I noticed the highway patrol following close behind, mirroring my every traffic move. The fear mounted in my body and I intentionally slowed my breathing. After five minutes of rising terror, he turned the corner and I began to relax. I assume the internet search of my license plate number did not signal any red flags. I began to think of all the times I’d been stopped “while driving Black” over the last couple of decades and then a countering memory from many years earlier came to mind.
Denver to Palo Alto
The first time a police officer stopped me, it was 1976, and I was speeding along Interstate 80 heading west towards California from Denver, CO, as a sophomore at Stanford University. I headed towards Phoenix to pick up my friend. Racing alone, when the lights and sirens showed up in my rear-view mirror, I remember feeling scared, not about my safety, more because of my embarrassment from being caught. At some point, I’d have to share the news with my parents.
On this long stretch of empty highway, my being safe only mattered to my parents, who had argued with me for days about driving to California alone. The compromise was that they would follow me along in their car as far as Colorado Springs, which turned into Salt Lake City, which ended at the Grand Canyon on the periphery of Arizona. Multiple arguments between my parents and me took place along the way. My father took me aside and told me I had inflicted hurt on my mother of indescribable proportions. But I held steadfast. I mean, I was an adult now, right. I demonstrated my adulthood by going to a college out of state and being a safe driver. I’d never gotten a traffic ticket. I’d been driving for years now. The arguments about flat tires and desolate stretches of the road with no way of getting in touch with anyone, waiting for luck to bring help, didn’t rattle me. I had Triple-A roadside service and a car with new tires.

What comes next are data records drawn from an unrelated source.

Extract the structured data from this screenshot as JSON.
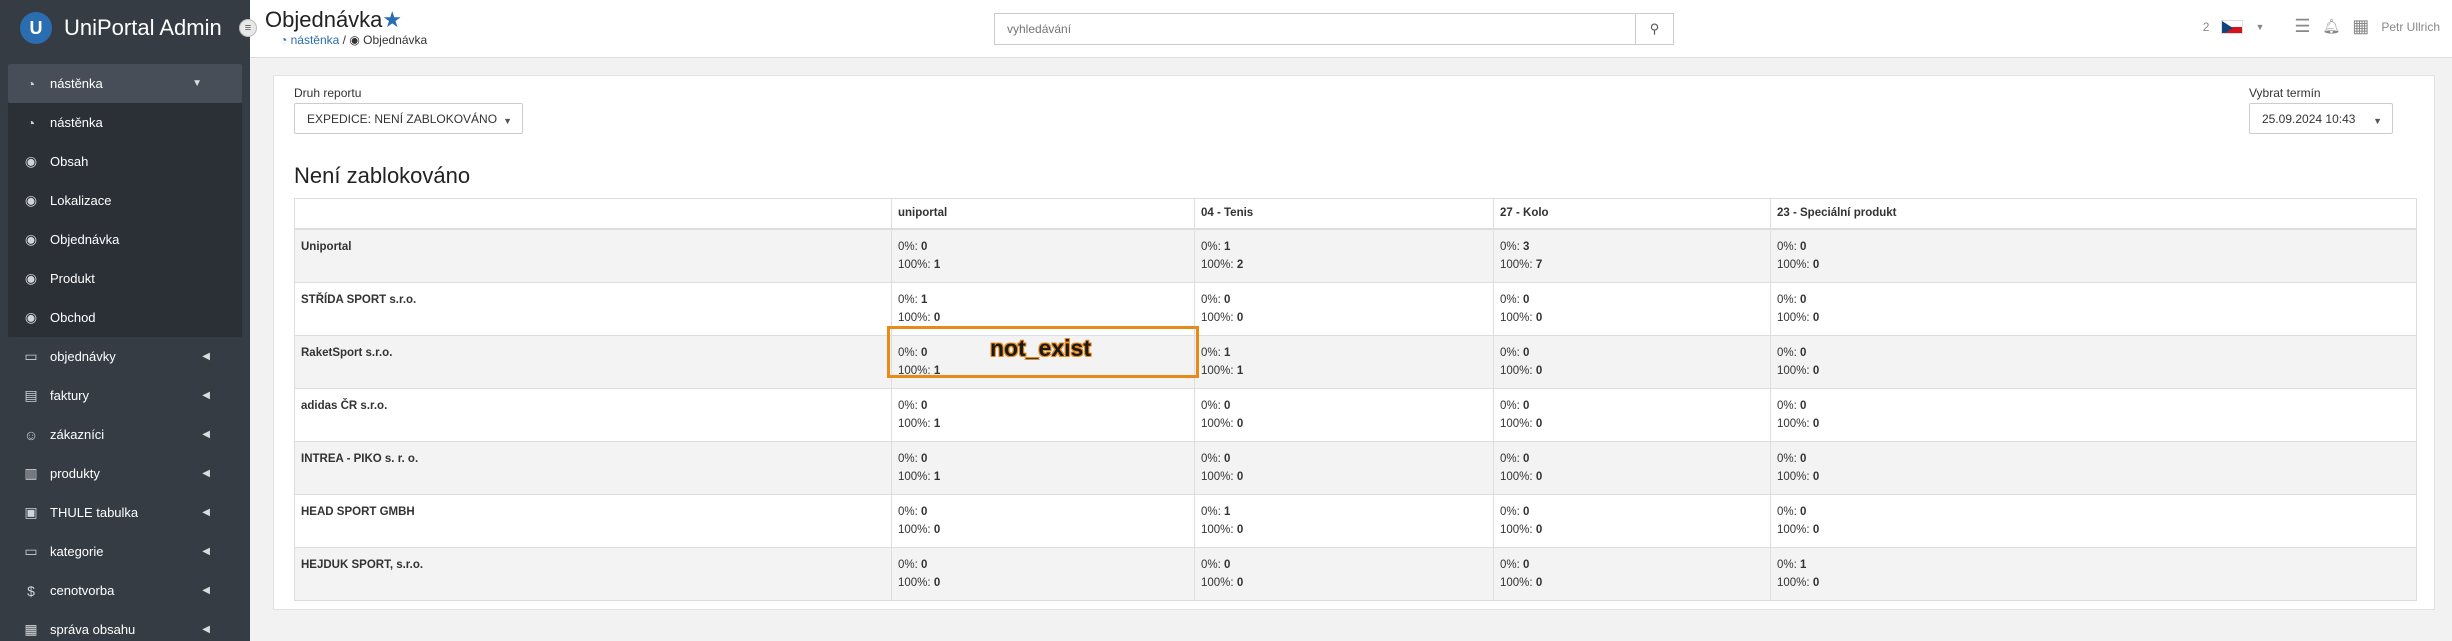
{
  "app": {
    "title": "UniPortal Admin",
    "logo_letter": "U"
  },
  "sidebar": {
    "group_head": {
      "label": "nástěnka",
      "icon": "dashboard-icon"
    },
    "group_items": [
      {
        "label": "nástěnka",
        "icon": "dashboard-icon"
      },
      {
        "label": "Obsah",
        "icon": "circle-icon"
      },
      {
        "label": "Lokalizace",
        "icon": "circle-icon"
      },
      {
        "label": "Objednávka",
        "icon": "circle-icon"
      },
      {
        "label": "Produkt",
        "icon": "circle-icon"
      },
      {
        "label": "Obchod",
        "icon": "circle-icon"
      }
    ],
    "items": [
      {
        "label": "objednávky",
        "icon": "folder-icon"
      },
      {
        "label": "faktury",
        "icon": "invoice-icon"
      },
      {
        "label": "zákazníci",
        "icon": "users-icon"
      },
      {
        "label": "produkty",
        "icon": "products-icon"
      },
      {
        "label": "THULE tabulka",
        "icon": "vr-icon"
      },
      {
        "label": "kategorie",
        "icon": "folder-icon"
      },
      {
        "label": "cenotvorba",
        "icon": "dollar-icon"
      },
      {
        "label": "správa obsahu",
        "icon": "content-icon"
      }
    ]
  },
  "header": {
    "title": "Objednávka",
    "breadcrumb": {
      "home": "nástěnka",
      "separator": "/",
      "current": "Objednávka"
    },
    "search_placeholder": "vyhledávání",
    "notifications_count": "2",
    "user_name": "Petr Ullrich"
  },
  "filters": {
    "report_type_label": "Druh reportu",
    "report_type_value": "EXPEDICE: NENÍ ZABLOKOVÁNO",
    "date_label": "Vybrat termín",
    "date_value": "25.09.2024 10:43"
  },
  "report": {
    "title": "Není zablokováno",
    "columns": [
      "",
      "uniportal",
      "04 - Tenis",
      "27 - Kolo",
      "23 - Speciální produkt"
    ],
    "prefix_0": "0%: ",
    "prefix_100": "100%: ",
    "rows": [
      {
        "name": "Uniportal",
        "cells": [
          [
            "0",
            "1"
          ],
          [
            "1",
            "2"
          ],
          [
            "3",
            "7"
          ],
          [
            "0",
            "0"
          ]
        ]
      },
      {
        "name": "STŘÍDA SPORT s.r.o.",
        "cells": [
          [
            "1",
            "0"
          ],
          [
            "0",
            "0"
          ],
          [
            "0",
            "0"
          ],
          [
            "0",
            "0"
          ]
        ]
      },
      {
        "name": "RaketSport s.r.o.",
        "cells": [
          [
            "0",
            "1"
          ],
          [
            "1",
            "1"
          ],
          [
            "0",
            "0"
          ],
          [
            "0",
            "0"
          ]
        ]
      },
      {
        "name": "adidas ČR s.r.o.",
        "cells": [
          [
            "0",
            "1"
          ],
          [
            "0",
            "0"
          ],
          [
            "0",
            "0"
          ],
          [
            "0",
            "0"
          ]
        ]
      },
      {
        "name": "INTREA - PIKO s. r. o.",
        "cells": [
          [
            "0",
            "1"
          ],
          [
            "0",
            "0"
          ],
          [
            "0",
            "0"
          ],
          [
            "0",
            "0"
          ]
        ]
      },
      {
        "name": "HEAD SPORT GMBH",
        "cells": [
          [
            "0",
            "0"
          ],
          [
            "1",
            "0"
          ],
          [
            "0",
            "0"
          ],
          [
            "0",
            "0"
          ]
        ]
      },
      {
        "name": "HEJDUK SPORT, s.r.o.",
        "cells": [
          [
            "0",
            "0"
          ],
          [
            "0",
            "0"
          ],
          [
            "0",
            "0"
          ],
          [
            "1",
            "0"
          ]
        ]
      }
    ]
  },
  "overlay": {
    "label": "not_exist",
    "color": "#e88a1a"
  }
}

Most importantly, I was responsible! It had been a conversation about personal maturity, not safety per se. Stories likened to the death of Sandra Bland heading to her newly acquired employment would never have been shared. Obviously, they existed but I had been shielded. I was clueless.
The older white officer approached the car. Nervous, my voice shaky, I had no strategy. I thought, what is my excuse for driving over the speed limit? I knew I would be late to pick up my friend in Arizona because of all the stops for meals and long debates with my parents. I stopped paying attention to my speed on my long drive through the flat desert countryside. He approached me, said hello, and smiled. He asked me my name, how old I was, and where I was going. He proceeded to chat with me about the dangers of driving fast. He described how many of the deadly car accidents on this stretch of the road were caused by young people speeding. He encouraged me to slow down and to be safe. He said it was a warning, and if I drove over the speed limit again, he would be obligated to give me a ticket. I smiled knowing I could keep this secret from my parents.
Two states later, with my friend in the passenger seat, I encountered another police officer. Speeding along the beautiful California coast heading north from Los Angeles, chatting about friends, courses, and sports; I had forgotten the warning in Arizona. Again, I wondered what I would say to the police officer as he approached my car. He too let me off with a warning to slow down, and a promise of a ticket if caught speeding again. I look back at my attitude and behavior so long ago and think, “clueless while driving at 18 in 1974.”